Si dirà: è una pena che vale il progetto. Ma il progetto qual è? È quello di assicurare a Luigi De Magistris un rodaggio di visibilità in vista delle successive elezioni politiche. Un progetto esplicitamente rivolto a intercettare le aree in sofferenza del M5S sul versante civico-democratico, e dunque in qualche modo concorrente sullo stesso terreno populista.

Un «governo competente delle istituzioni», questo l'obiettivo dichiarato di De Magistris.

Del resto, se si vuole rappresentare indistintamente ceti popolari e borghesia illuminata, non c'è altra politica che questa: quella che De Magistris ha gestito a Napoli, strizzando l'occhio contemporaneamente ai centri sociali e ai salotti, nel mentre si privatizzano le municipalizzate. 

Certo è altra cosa rispetto a M5S, Lega e PD. Ma non c'entra nulla con la rappresentanza autonoma dei lavoratori, tanto meno con un progetto anticapitalista.

Partito Comunista dei Lavoratori

lunedì 4 febbraio 2019

LOTTA PER L’AMBIENTE CONTRO IL SISTEMA DI SFRUTTAMENTO CAPITALISTA



Il prossimo 23 marzo si terrà a Roma una grande manifestazione nazionale NO TAV e delle altre strutture di lotta per la difesa del territorio nazionale.
La protesta non si fermerà e acquisterà ancora più forza se saprà fare completamente piazza pulita delle illusioni verso i partiti borghesi, vecchi e nuovi.

Il Partito Comunista dei Lavoratori è nettamente collocato sul fronte No TAV, a partire da una motivazione di classe e da un progetto alternativo di società.
Sosteniamo con  convinzione la lotta del popolo  NO TAV e degli altri  movimenti ambientalisti e  denunciamo i provvedimenti  repressivi verso i militanti, a  cui va la nostra solidarietà. 

Non siamo per principio contro le grandi opere, nel nome del “piccolo è bello”. Vi sono grandi opere obiettivamente necessarie anche nel campo dell'alta velocità, magari disertate o passate in secondo piano dai governi borghesi. Né vale il concetto dell'opposizione di principio alle grandi opere per il fatto che coinvolgono gli interessi di potentati economici. Neppure può essere eretto a criterio assoluto la contrarietà a una grande opera da parte di settori popolari dei territori direttamente interessati, perché a certe condizioni un interesse generale può essere prioritario rispetto a interessi locali. La stessa storia generale delle ferrovie lo dimostra. 

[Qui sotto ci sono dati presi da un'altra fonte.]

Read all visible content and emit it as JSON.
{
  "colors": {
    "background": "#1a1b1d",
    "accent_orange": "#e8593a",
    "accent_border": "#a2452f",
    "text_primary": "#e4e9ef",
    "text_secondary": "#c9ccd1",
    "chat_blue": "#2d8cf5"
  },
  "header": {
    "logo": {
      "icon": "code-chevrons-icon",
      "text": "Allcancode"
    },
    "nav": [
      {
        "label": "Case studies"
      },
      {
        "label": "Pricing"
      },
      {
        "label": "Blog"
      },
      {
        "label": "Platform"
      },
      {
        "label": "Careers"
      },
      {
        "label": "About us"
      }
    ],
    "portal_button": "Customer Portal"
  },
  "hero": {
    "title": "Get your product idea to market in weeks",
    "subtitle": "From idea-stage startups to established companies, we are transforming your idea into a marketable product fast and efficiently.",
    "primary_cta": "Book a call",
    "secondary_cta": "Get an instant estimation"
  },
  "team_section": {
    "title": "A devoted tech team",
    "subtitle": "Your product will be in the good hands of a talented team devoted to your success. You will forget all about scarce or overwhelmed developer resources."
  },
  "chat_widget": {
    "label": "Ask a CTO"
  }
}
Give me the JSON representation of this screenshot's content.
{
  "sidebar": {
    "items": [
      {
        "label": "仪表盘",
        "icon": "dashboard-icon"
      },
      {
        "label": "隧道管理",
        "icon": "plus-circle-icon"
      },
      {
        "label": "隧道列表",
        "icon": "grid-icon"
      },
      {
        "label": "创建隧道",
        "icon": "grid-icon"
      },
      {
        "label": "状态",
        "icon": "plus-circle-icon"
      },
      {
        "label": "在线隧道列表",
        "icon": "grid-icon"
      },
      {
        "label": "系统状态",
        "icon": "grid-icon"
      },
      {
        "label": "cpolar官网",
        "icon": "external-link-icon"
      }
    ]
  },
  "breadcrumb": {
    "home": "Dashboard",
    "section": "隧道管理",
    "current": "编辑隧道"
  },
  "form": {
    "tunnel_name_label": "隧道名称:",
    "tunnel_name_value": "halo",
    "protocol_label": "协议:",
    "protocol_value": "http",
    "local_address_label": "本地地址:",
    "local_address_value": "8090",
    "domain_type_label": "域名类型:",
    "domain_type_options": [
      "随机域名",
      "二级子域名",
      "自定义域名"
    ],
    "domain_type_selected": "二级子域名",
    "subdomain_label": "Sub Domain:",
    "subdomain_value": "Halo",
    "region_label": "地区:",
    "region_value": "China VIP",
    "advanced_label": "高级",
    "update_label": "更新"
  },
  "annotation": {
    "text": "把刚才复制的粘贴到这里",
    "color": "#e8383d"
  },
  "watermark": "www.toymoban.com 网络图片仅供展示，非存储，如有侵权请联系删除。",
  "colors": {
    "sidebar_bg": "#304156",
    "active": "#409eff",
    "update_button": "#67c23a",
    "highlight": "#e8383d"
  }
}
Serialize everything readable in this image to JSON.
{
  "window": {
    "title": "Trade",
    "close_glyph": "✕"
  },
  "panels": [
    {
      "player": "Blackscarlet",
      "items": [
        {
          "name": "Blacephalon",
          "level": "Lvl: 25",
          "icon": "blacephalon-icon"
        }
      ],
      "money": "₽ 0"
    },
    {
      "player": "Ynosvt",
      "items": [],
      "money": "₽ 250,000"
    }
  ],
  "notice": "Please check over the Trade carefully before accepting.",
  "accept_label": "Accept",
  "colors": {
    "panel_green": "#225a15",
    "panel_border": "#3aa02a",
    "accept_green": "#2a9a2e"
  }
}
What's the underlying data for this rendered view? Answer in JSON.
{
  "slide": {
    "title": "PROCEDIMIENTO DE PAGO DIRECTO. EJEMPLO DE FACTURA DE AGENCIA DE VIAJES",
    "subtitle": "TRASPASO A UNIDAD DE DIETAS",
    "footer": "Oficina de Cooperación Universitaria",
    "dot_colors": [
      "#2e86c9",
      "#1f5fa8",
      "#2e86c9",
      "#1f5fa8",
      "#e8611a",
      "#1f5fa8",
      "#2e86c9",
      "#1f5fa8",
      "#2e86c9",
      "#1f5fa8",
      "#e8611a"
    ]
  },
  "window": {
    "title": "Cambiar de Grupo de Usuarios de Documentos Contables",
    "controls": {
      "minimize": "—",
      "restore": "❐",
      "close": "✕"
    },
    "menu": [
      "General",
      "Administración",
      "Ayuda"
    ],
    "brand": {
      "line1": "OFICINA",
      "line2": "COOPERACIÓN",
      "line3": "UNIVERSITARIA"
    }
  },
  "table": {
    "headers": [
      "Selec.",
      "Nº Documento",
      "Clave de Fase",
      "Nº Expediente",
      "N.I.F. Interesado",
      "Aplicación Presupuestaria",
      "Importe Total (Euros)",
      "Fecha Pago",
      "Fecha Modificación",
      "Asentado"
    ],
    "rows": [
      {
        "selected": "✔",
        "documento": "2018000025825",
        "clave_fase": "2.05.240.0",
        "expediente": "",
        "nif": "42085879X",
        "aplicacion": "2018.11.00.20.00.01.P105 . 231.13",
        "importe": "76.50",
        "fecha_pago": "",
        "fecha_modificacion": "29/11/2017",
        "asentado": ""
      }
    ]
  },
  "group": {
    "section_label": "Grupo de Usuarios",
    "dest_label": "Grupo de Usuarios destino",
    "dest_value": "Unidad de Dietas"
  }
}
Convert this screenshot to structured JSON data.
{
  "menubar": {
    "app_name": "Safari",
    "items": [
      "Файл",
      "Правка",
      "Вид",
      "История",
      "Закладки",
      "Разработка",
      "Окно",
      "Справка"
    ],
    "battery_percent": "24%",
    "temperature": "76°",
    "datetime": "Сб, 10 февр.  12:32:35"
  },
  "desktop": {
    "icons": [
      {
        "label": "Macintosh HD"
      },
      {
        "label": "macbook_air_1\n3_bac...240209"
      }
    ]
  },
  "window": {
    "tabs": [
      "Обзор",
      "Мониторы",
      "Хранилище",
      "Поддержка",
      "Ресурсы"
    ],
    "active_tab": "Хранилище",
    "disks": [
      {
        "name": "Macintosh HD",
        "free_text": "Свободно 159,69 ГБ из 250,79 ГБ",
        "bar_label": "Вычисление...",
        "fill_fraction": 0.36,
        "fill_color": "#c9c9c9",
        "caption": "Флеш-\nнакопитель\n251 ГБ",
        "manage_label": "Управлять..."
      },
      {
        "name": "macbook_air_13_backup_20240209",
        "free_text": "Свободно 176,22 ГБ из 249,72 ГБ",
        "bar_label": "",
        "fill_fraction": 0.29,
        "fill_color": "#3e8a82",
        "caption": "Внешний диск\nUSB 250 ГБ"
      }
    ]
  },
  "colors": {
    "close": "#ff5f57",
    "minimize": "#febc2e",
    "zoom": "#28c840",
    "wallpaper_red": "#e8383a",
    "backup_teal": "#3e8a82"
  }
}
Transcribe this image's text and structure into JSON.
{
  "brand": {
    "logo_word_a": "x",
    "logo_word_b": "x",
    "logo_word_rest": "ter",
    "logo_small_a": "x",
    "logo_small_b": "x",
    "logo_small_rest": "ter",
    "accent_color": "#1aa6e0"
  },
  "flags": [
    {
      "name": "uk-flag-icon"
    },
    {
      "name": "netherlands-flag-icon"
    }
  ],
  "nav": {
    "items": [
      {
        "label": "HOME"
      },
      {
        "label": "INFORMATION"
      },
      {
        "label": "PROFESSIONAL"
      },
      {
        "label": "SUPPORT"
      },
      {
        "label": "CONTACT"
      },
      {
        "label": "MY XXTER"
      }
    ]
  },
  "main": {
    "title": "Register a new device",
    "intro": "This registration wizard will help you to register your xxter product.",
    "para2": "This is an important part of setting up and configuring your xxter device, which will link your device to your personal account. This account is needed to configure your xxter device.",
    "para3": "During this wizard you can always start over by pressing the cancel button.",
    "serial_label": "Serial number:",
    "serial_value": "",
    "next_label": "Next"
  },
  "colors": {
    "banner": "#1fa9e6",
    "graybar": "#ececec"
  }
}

Da questo punto di vista, ogni cultura comunitaria che declini la dimensione territoriale del movimento come nuovo modello di soggettività antagonista alternativa alla dimensione generale di classe ci pare non solo sbagliata ma pericolosa. 

Lottiamo per la tutela  dell’ambiente e il rispetto degli equilibri naturali, l’aumento  della spesa sociale per la  manutenzione e il riassetto  idrogeologico del territorio. 
Inseriamo la lotta per l’ambiente in quella generale contro il sistema di   sfruttamento capitalista, il vero   responsabile del disastri   ambientali e delle speculazioni   a danno dei territori.

La TAV è diventata una croce per il governo reazionario, in particolare per il M5S.

Il M5S di governo ha già capovolto le proprie promesse elettorali in relazione alla vicenda TAP, esponendosi ad una contestazione frontale delle popolazioni salentine e di settori significativi di propri attivisti. Una nuova capitolazione di M5S sul TAV potrebbe innescare un effetto valanga in termini di credibilità pubblica del partito, ben al di là della Val Susa. Al tempo stesso la Lega di Salvini, già in tensione col proprio blocco imprenditoriale del Nord, ha difficoltà a subire un vero blocco della TAV, e preme sul M5S per rimuovere ogni veto. 

Respingere le mediazioni-truffa, battersi per bloccare la TAV, è anche una forma di opposizione politica a un governo reazionario, xenofobo, truffaldino e ai suoi progetti di stabilizzazione.